The club was re-founded in 1909, based at number 13 Albemarle Street which until very recently had been the home of the Albemarle Club. The Public Schools Club disbanded during World War I as a result of the heavy casualties sustained among its membership.

By 1910, the alpine sports club which had been founded c.1905 as the Winter Sports Club by Sir Henry Lunn was incorporated as the Public Schools Alpine Sports Club and under the control of “Alpine Sports, Ltd.”. In 1910, the club advertised that it "devoted its attention to Norway as a field for winter sports". British mountaineering clubs such as the Yorkshire Ramblers' Club were interested in the activities of Sir Henry Lunn and his son Sir Arnold Lunn.

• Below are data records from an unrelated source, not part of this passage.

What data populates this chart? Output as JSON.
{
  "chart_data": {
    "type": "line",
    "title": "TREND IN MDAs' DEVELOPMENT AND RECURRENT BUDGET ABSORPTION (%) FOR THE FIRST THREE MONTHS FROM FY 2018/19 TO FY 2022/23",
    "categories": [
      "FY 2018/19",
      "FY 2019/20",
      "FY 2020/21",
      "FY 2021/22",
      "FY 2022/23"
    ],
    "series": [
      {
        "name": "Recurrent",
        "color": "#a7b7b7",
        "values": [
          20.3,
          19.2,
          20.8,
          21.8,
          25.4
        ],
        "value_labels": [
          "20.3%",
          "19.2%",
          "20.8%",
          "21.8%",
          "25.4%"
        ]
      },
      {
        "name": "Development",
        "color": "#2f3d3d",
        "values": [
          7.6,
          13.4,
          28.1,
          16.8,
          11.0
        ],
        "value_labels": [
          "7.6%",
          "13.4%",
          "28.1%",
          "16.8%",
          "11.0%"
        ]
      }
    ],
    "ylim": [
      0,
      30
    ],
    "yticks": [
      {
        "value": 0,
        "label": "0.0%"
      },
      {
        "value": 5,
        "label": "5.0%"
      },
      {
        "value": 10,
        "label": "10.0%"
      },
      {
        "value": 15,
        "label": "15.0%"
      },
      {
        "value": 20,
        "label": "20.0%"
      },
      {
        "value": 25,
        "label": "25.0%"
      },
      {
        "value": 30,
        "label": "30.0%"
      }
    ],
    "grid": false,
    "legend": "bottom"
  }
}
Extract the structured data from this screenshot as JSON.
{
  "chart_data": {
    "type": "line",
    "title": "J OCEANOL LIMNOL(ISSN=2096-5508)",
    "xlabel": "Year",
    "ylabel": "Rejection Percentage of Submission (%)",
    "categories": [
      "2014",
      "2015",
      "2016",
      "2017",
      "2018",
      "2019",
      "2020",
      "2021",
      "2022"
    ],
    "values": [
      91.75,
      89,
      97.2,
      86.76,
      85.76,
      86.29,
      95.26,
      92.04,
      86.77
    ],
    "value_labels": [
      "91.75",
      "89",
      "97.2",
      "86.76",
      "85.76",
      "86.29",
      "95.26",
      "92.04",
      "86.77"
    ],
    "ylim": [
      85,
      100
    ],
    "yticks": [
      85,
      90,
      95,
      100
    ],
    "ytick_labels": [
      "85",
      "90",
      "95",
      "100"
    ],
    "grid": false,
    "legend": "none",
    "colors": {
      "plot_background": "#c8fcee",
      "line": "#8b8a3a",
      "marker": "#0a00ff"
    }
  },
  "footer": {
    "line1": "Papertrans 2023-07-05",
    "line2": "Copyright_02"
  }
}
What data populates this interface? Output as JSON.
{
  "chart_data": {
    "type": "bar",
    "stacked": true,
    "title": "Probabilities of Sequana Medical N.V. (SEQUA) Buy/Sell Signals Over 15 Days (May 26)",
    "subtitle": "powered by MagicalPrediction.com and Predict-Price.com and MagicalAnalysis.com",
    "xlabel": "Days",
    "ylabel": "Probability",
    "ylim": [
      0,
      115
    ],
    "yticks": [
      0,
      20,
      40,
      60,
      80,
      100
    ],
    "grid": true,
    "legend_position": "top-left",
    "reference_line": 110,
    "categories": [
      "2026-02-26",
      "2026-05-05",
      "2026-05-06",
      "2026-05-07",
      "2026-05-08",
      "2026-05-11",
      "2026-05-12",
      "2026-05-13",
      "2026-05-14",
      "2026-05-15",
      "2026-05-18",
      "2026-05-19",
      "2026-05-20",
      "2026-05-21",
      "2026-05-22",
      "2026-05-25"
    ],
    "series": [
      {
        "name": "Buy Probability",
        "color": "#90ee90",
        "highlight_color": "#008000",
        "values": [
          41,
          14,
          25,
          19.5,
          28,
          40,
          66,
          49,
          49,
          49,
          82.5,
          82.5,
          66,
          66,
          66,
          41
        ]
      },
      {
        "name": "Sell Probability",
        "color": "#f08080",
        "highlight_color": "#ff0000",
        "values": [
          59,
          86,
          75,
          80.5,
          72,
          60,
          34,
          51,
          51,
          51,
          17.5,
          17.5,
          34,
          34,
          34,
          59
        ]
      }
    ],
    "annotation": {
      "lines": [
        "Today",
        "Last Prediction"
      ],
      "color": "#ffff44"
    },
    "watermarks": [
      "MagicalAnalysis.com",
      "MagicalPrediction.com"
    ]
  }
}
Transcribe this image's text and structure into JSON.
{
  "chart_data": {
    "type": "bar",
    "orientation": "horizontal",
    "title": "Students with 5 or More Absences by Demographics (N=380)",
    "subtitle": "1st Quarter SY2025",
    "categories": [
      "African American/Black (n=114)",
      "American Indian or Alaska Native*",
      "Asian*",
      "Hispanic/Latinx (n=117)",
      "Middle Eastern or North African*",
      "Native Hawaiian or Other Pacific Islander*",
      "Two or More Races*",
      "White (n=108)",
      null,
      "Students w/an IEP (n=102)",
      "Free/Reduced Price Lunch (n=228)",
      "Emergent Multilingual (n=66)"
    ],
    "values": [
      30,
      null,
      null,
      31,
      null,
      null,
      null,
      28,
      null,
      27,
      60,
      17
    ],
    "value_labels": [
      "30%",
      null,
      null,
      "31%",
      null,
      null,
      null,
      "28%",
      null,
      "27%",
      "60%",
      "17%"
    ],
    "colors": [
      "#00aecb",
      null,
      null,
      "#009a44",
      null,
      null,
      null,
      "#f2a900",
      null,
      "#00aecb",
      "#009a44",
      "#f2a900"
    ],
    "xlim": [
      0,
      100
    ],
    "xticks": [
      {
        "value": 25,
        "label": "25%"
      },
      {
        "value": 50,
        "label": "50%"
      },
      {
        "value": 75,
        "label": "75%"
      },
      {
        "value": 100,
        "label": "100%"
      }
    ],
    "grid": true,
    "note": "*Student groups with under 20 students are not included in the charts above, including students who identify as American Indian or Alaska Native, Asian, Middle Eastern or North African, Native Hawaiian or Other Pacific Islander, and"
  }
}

After the war the club was re-founded in 1920 in Curzon Street, Mayfair. A 1937 road-widening scheme (linked to the 1935 road alterations which necessitated demolishing half of Lansdowne House and creating the Lansdowne Club) forced the club out of its premises, and it moved to 100 Piccadilly, where it remained for the rest of its existence.

Suffering from dwindling membership, the club closed in 1972, merging with the East India Club, and moving to the East India's premises in St James's Square. However, the merger has proved to be something of a takeover, as the East India naturally had no remaining members from the long-defunct East India Company, and the Public Schools Club has imported a steady stream of members. Indeed, the East India currently claims some 40% of its members come under the 'J7' rule imported from the Public Schools Club, whereby students leaving their public school at 18 pay a £700 (as of 2024) fee in exchange for membership until the age of 25.